»Suchtbelastete Eltern und ihre Kinder –
Was kann Suchthilfe für Familien tun?«

 Am 11. und 12. April 2016 fand der 39. fdr+sucht+kongress des Fachverbandes Drogen- und Suchthilfe e.V. (fdr+) im Resort Schwielowsee in Werder statt. Er stand unter dem Motto »Suchtbelastete Eltern und ihre Kinder – Was kann Suchthilfe für Familien tun?«. Mehr als 200 Fachkräfte aus dem Tätigkeitsfeld der Suchthilfe nahmen an dieser Veranstaltung teil.

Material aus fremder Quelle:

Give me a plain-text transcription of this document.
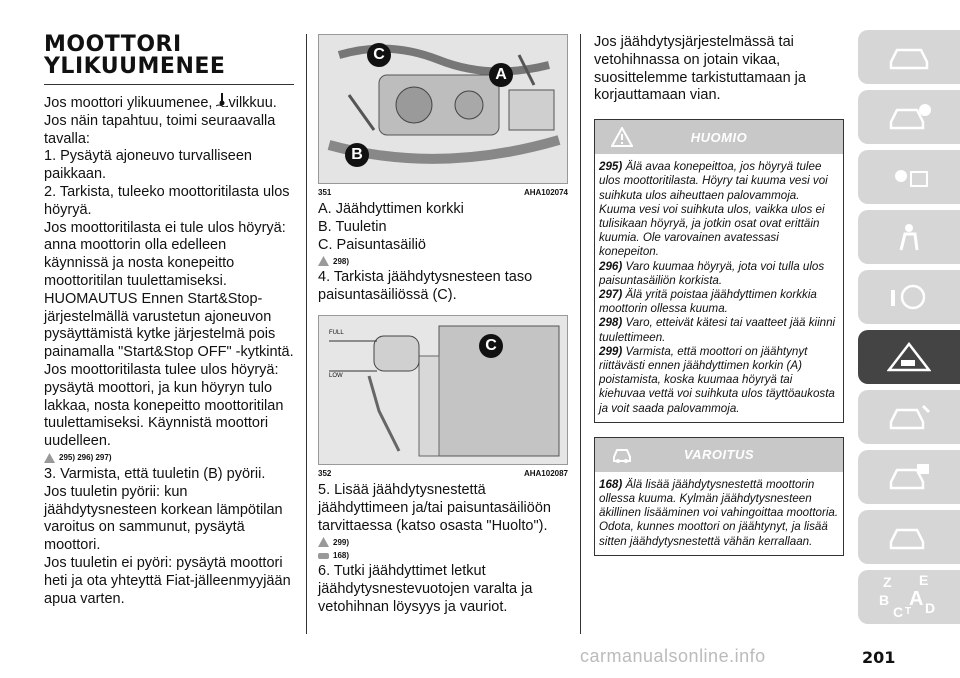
MOOTTORI
YLIKUUMENEE

Jos moottori ylikuumenee, vilkkuu.

Jos näin tapahtuu, toimi seuraavalla tavalla:

1. Pysäytä ajoneuvo turvalliseen paikkaan.

2. Tarkista, tuleeko moottoritilasta ulos höyryä.

Jos moottoritilasta ei tule ulos höyryä: anna moottorin olla edelleen käynnissä ja nosta konepeitto moottoritilan tuulettamiseksi.

HUOMAUTUS Ennen Start&Stop-järjestelmällä varustetun ajoneuvon pysäyttämistä kytke järjestelmä pois painamalla "Start&Stop OFF" -kytkintä.

Jos moottoritilasta tulee ulos höyryä: pysäytä moottori, ja kun höyryn tulo lakkaa, nosta konepeitto moottoritilan tuulettamiseksi. Käynnistä moottori uudelleen.

295) 296) 297)

3. Varmista, että tuuletin (B) pyörii.

Jos tuuletin pyörii: kun jäähdytysnesteen korkean lämpötilan varoitus on sammunut, pysäytä moottori.

Jos tuuletin ei pyöri: pysäytä moottori heti ja ota yhteyttä Fiat-jälleenmyyjään apua varten.

C
A
B
351	AHA102074

A. Jäähdyttimen korkki

B. Tuuletin

C. Paisuntasäiliö

298)

4. Tarkista jäähdytysnesteen taso paisuntasäiliössä (C).

FULL
LOW
C
352	AHA102087

5. Lisää jäähdytysnestettä jäähdyttimeen ja/tai paisuntasäiliöön tarvittaessa (katso osasta "Huolto").

299)
168)

6. Tutki jäähdyttimet letkut jäähdytysnestevuotojen varalta ja vetohihnan löysyys ja vauriot.

Jos jäähdytysjärjestelmässä tai vetohihnassa on jotain vikaa, suosittelemme tarkistuttamaan ja korjauttamaan vian.

HUOMIO

295) Älä avaa konepeittoa, jos höyryä tulee ulos moottoritilasta. Höyry tai kuuma vesi voi suihkuta ulos aiheuttaen palovammoja. Kuuma vesi voi suihkuta ulos, vaikka ulos ei tulisikaan höyryä, ja jotkin osat ovat erittäin kuumia. Ole varovainen avatessasi konepeiton.

296) Varo kuumaa höyryä, jota voi tulla ulos paisuntasäiliön korkista.

297) Älä yritä poistaa jäähdyttimen korkkia moottorin ollessa kuuma.

298) Varo, etteivät kätesi tai vaatteet jää kiinni tuulettimeen.

299) Varmista, että moottori on jäähtynyt riittävästi ennen jäähdyttimen korkin (A) poistamista, koska kuumaa höyryä tai kiehuvaa vettä voi suihkuta ulos täyttöaukosta ja voit saada palovammoja.

VAROITUS

168) Älä lisää jäähdytysnestettä moottorin ollessa kuuma. Kylmän jäähdytysnesteen äkillinen lisääminen voi vahingoittaa moottoria. Odota, kunnes moottori on jäähtynyt, ja lisää sitten jäähdytysnestettä vähän kerrallaan.

Z E
B A
C T D
carmanualsonline.info	201
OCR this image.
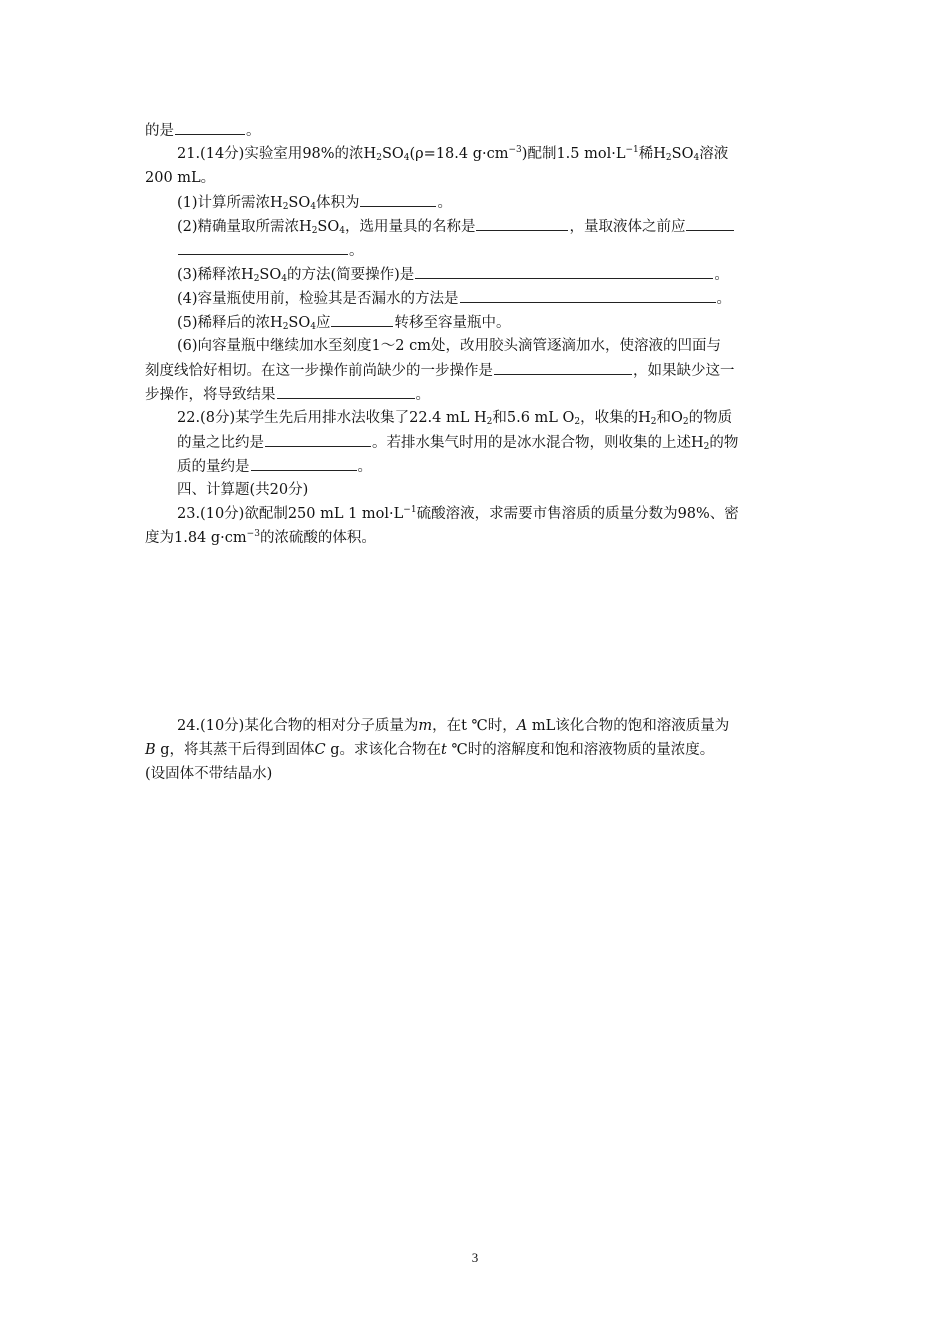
的是	。
21.(14分)实验室用98%的浓$H_2SO_4(\rho=18.4$ $g\cdot cm^{-3}$)配制1.5 $mol\cdot L^{-1}$稀$H_2SO_4$溶液
200 mL。
(1)计算所需浓$H_2SO_4$体积为	。
(2)精确量取所需浓$H_2SO_4$，选用量具的名称是	，量取液体之前应
。
(3)稀释浓$H_2SO_4$的方法(简要操作)是	。
(4)容量瓶使用前，检验其是否漏水的方法是	。
(5)稀释后的浓$H_2SO_4$应	转移至容量瓶中。
(6)向容量瓶中继续加水至刻度1～2 cm处，改用胶头滴管逐滴加水，使溶液的凹面与
刻度线恰好相切。在这一步操作前尚缺少的一步操作是	，如果缺少这一
步操作，将导致结果	。
22.(8分)某学生先后用排水法收集了22.4 mL $H_2$和5.6 mL $O_2$，收集的$H_2$和$O_2$的物质
的量之比约是	。若排水集气时用的是冰水混合物，则收集的上述$H_2$的物
质的量约是	。
四、计算题(共20分)
23.(10分)欲配制250 mL 1 $mol\cdot L^{-1}$硫酸溶液，求需要市售溶质的质量分数为98%、密
度为1.84 $g\cdot cm^{-3}$的浓硫酸的体积。
24.(10分)某化合物的相对分子质量为m，在t ℃时，A mL该化合物的饱和溶液质量为
B g，将其蒸干后得到固体C g。求该化合物在t ℃时的溶解度和饱和溶液物质的量浓度。
(设固体不带结晶水)
3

Im Gesundheitszieleprozess in Deutschland (gesundheitsziele.de) wurde als ein Ziel formuliert „Suchtbelastete Familien und ihre Kinder sind unterstützt“. Das gelingt aber nur, wenn die dafür verantwortlichen Institutionen auch wirtschaftlich in die Lage versetzt werden, betroffenen Eltern Hilfe anzubieten. Als ein Ergebnis des Kongresses wurde festgestellt, dass die Suchthilfe, die öffentliche Jugendhilfe sowie Einrichtungen der Familienhilfe aber weit von diesem Ziel entfernt sind. Können und Wissen in Bezug auf Hilfen für suchtkranke Eltern sind in Deutschland umfangreich vorhanden. Die notwendigen Mittel zur Umsetzung fehlen jedoch landauf, landab. Der Untertitel des Kongresses »Was kann Suchthilfe für Familien tun?« weist nicht nur auf inhaltliche Fragen, sondern vor allem auch auf diese Diskrepanz hin.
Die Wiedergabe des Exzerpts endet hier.